Here’s a question you might not see often: How long are your sentences? Do you write really long, descriptive sentences that give your reader a lot of information so they know just where they are, what your character is doing and how they’re feeling? Or are your sentences short? Are you a concise writer? Or do you tend to go on and on, filling in all sorts of information and details in order to build the world of your novel adding a sense of place and loads of atmosphere?

Why is this important?

Because the length of your sentences can affect how the reader reads—how fast or slow, and how they feel about what they’re reading. It affects the pacing of your story. It relays the feeling of the scene. It can add flow to your writing or take it away.
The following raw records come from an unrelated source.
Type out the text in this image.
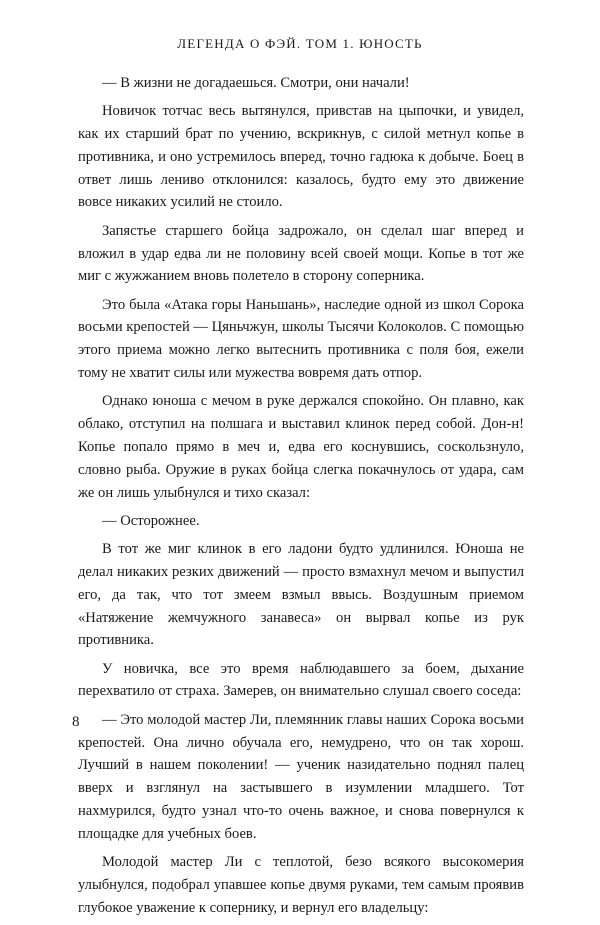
ЛЕГЕНДА О ФЭЙ. ТОМ 1. ЮНОСТЬ

— В жизни не догадаешься. Смотри, они начали!

Новичок тотчас весь вытянулся, привстав на цыпочки, и увидел, как их старший брат по учению, вскрикнув, с силой метнул копье в противника, и оно устремилось вперед, точно гадюка к добыче. Боец в ответ лишь лениво отклонился: казалось, будто ему это движение вовсе никаких усилий не стоило.

Запястье старшего бойца задрожало, он сделал шаг вперед и вложил в удар едва ли не половину всей своей мощи. Копье в тот же миг с жужжанием вновь полетело в сторону соперника.

Это была «Атака горы Наньшань», наследие одной из школ Сорока восьми крепостей — Цяньчжун, школы Тысячи Колоколов. С помощью этого приема можно легко вытеснить противника с поля боя, ежели тому не хватит силы или мужества вовремя дать отпор.

Однако юноша с мечом в руке держался спокойно. Он плавно, как облако, отступил на полшага и выставил клинок перед собой. Дон-н! Копье попало прямо в меч и, едва его коснувшись, соскользнуло, словно рыба. Оружие в руках бойца слегка покачнулось от удара, сам же он лишь улыбнулся и тихо сказал:

— Осторожнее.

В тот же миг клинок в его ладони будто удлинился. Юноша не делал никаких резких движений — просто взмахнул мечом и выпустил его, да так, что тот змеем взмыл ввысь. Воздушным приемом «Натяжение жемчужного занавеса» он вырвал копье из рук противника.

У новичка, все это время наблюдавшего за боем, дыхание перехватило от страха. Замерев, он внимательно слушал своего соседа:

— Это молодой мастер Ли, племянник главы наших Сорока восьми крепостей. Она лично обучала его, немудрено, что он так хорош. Лучший в нашем поколении! — ученик назидательно поднял палец вверх и взглянул на застывшего в изумлении младшего. Тот нахмурился, будто узнал что-то очень важное, и снова повернулся к площадке для учебных боев.

Молодой мастер Ли с теплотой, безо всякого высокомерия улыбнулся, подобрал упавшее копье двумя руками, тем самым проявив глубокое уважение к сопернику, и вернул его владельцу:

8
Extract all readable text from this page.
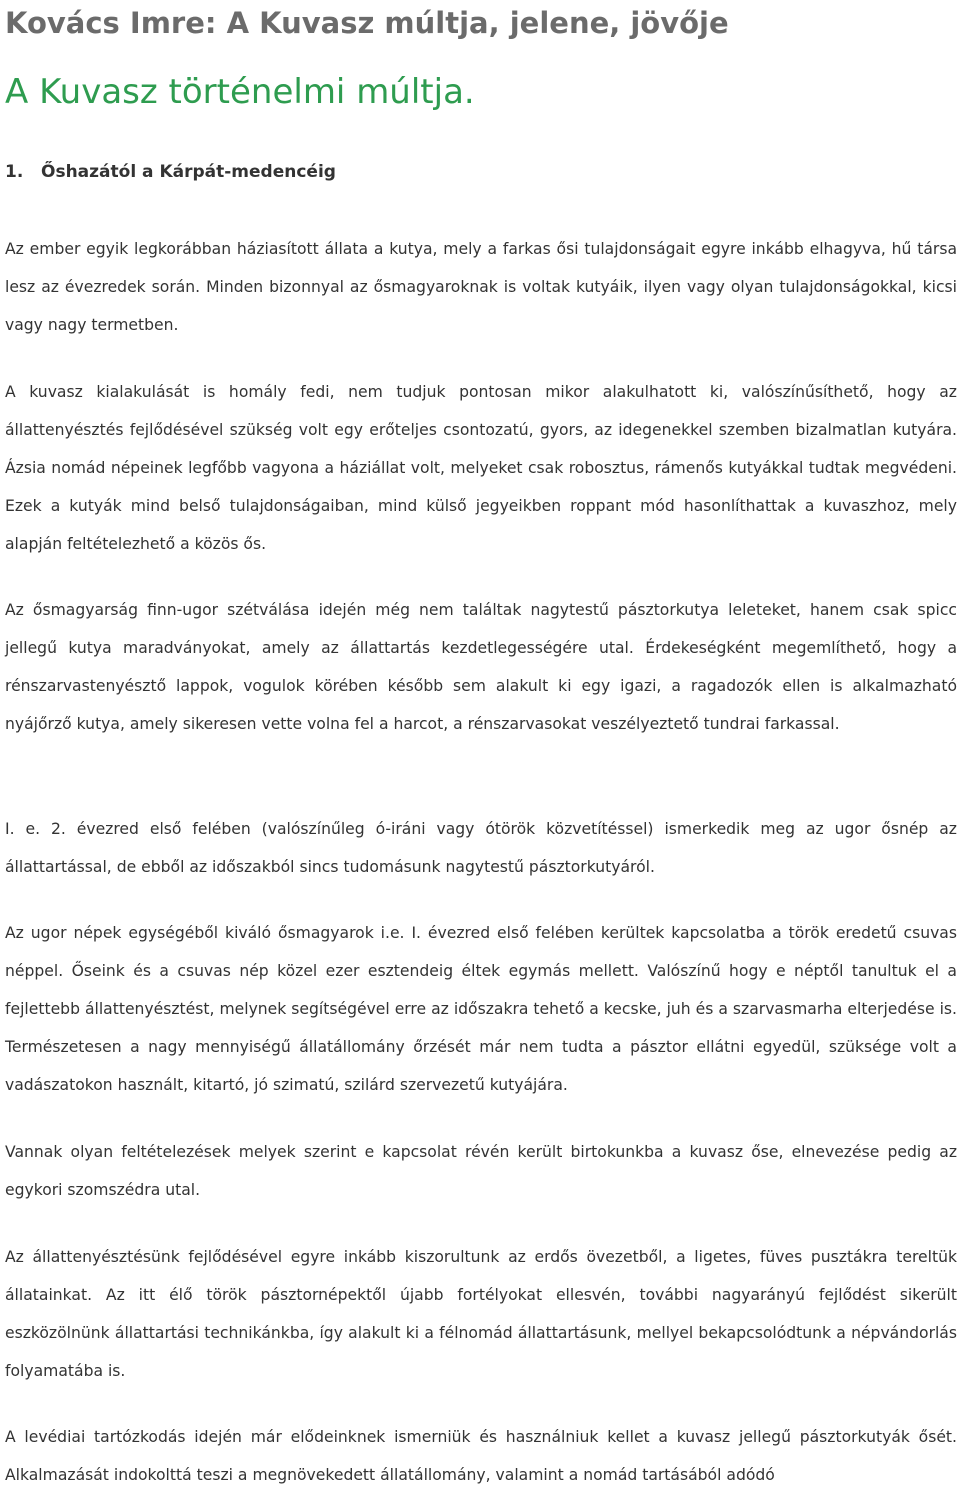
Kovács Imre: A Kuvasz múltja, jelene, jövője
A Kuvasz történelmi múltja.
1. Őshazától a Kárpát-medencéig

Az ember egyik legkorábban háziasított állata a kutya, mely a farkas ősi tulajdonságait egyre inkább elhagyva, hű társa lesz az évezredek során. Minden bizonnyal az ősmagyaroknak is voltak kutyáik, ilyen vagy olyan tulajdonságokkal, kicsi vagy nagy termetben.

A kuvasz kialakulását is homály fedi, nem tudjuk pontosan mikor alakulhatott ki, valószínűsíthető, hogy az állattenyésztés fejlődésével szükség volt egy erőteljes csontozatú, gyors, az idegenekkel szemben bizalmatlan kutyára. Ázsia nomád népeinek legfőbb vagyona a háziállat volt, melyeket csak robosztus, rámenős kutyákkal tudtak megvédeni. Ezek a kutyák mind belső tulajdonságaiban, mind külső jegyeikben roppant mód hasonlíthattak a kuvaszhoz, mely alapján feltételezhető a közös ős.

Az ősmagyarság finn-ugor szétválása idején még nem találtak nagytestű pásztorkutya leleteket, hanem csak spicc jellegű kutya maradványokat, amely az állattartás kezdetlegességére utal. Érdekeségként megemlíthető, hogy a rénszarvastenyésztő lappok, vogulok körében később sem alakult ki egy igazi, a ragadozók ellen is alkalmazható nyájőrző kutya, amely sikeresen vette volna fel a harcot, a rénszarvasokat veszélyeztető tundrai farkassal.

I. e. 2. évezred első felében (valószínűleg ó-iráni vagy ótörök közvetítéssel) ismerkedik meg az ugor ősnép az állattartással, de ebből az időszakból sincs tudomásunk nagytestű pásztorkutyáról.

Az ugor népek egységéből kiváló ősmagyarok i.e. I. évezred első felében kerültek kapcsolatba a török eredetű csuvas néppel. Őseink és a csuvas nép közel ezer esztendeig éltek egymás mellett. Valószínű hogy e néptől tanultuk el a fejlettebb állattenyésztést, melynek segítségével erre az időszakra tehető a kecske, juh és a szarvasmarha elterjedése is. Természetesen a nagy mennyiségű állatállomány őrzését már nem tudta a pásztor ellátni egyedül, szüksége volt a vadászatokon használt, kitartó, jó szimatú, szilárd szervezetű kutyájára.

Vannak olyan feltételezések melyek szerint e kapcsolat révén került birtokunkba a kuvasz őse, elnevezése pedig az egykori szomszédra utal.

Az állattenyésztésünk fejlődésével egyre inkább kiszorultunk az erdős övezetből, a ligetes, füves pusztákra tereltük állatainkat. Az itt élő török pásztornépektől újabb fortélyokat ellesvén, további nagyarányú fejlődést sikerült eszközölnünk állattartási technikánkba, így alakult ki a félnomád állattartásunk, mellyel bekapcsolódtunk a népvándorlás folyamatába is.

A levédiai tartózkodás idején már elődeinknek ismerniük és használniuk kellet a kuvasz jellegű pásztorkutyák ősét. Alkalmazását indokolttá teszi a megnövekedett állatállomány, valamint a nomád tartásából adódó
If things are happening fast or you’re writing a fight or battle scene and your sentences are long, winding, descriptive tomes the action just isn’t going to feel… well, active. But if your sentences are short, to the point—almost staccato—the pacing will pick up. Your reader’s eyes will fly down that page right along with the fists or words of your characters. If you are writing a romantic scene where your main characters are taking a slow stroll, but your sentences are short, you’re not going to get the languid feeling of romance.

People read short sentences quickly. They go really fast. It’s quick. It’s abrupt. It’s great for fights. Got snappy dialogue? Make it short. The pacing of the story will be fast. The action will be exciting. Short sentences. Short paragraphs.

But if you’re building your world, or allowing your reader to recover from an action scene, you can have longer sentences. Allow your reader to slow down their reading pace and you slow down the pace of the story giving your reader time to breath, to relax. You can fill your sentences with lovely metaphors or similes and allow your reader to wallow in the beauty of your world and the language you use to describe it. Fill your long paragraphs with feelings, emotions, thoughts, or analyzing what has been happening and what it all means.

Writing a part with a moderate pace? Then vary your sentence length. Have one really short sentence. Followed by another that is longer, that has a lot of information or description. This way your reader won’t get bored. You’ll keep their attention because they won’t know what’s coming next.

Short sentences highlight important things.

We do this a lot in nonfiction, why shouldn’t you do it in fiction as well? When something is really important, you make it short and have it alone in it’s own paragraph. When you do this, you reader’s eyes will pause for just a microsecond to note the importance of the sentence, what it says, and its implications.

The length of your sentences can add atmosphere. They can add heat or lack of it. They can add cadence to your writing to make it beautiful or turn it ugly to catch your readers attention.

Play with the length of your sentences, and see how they make you feel.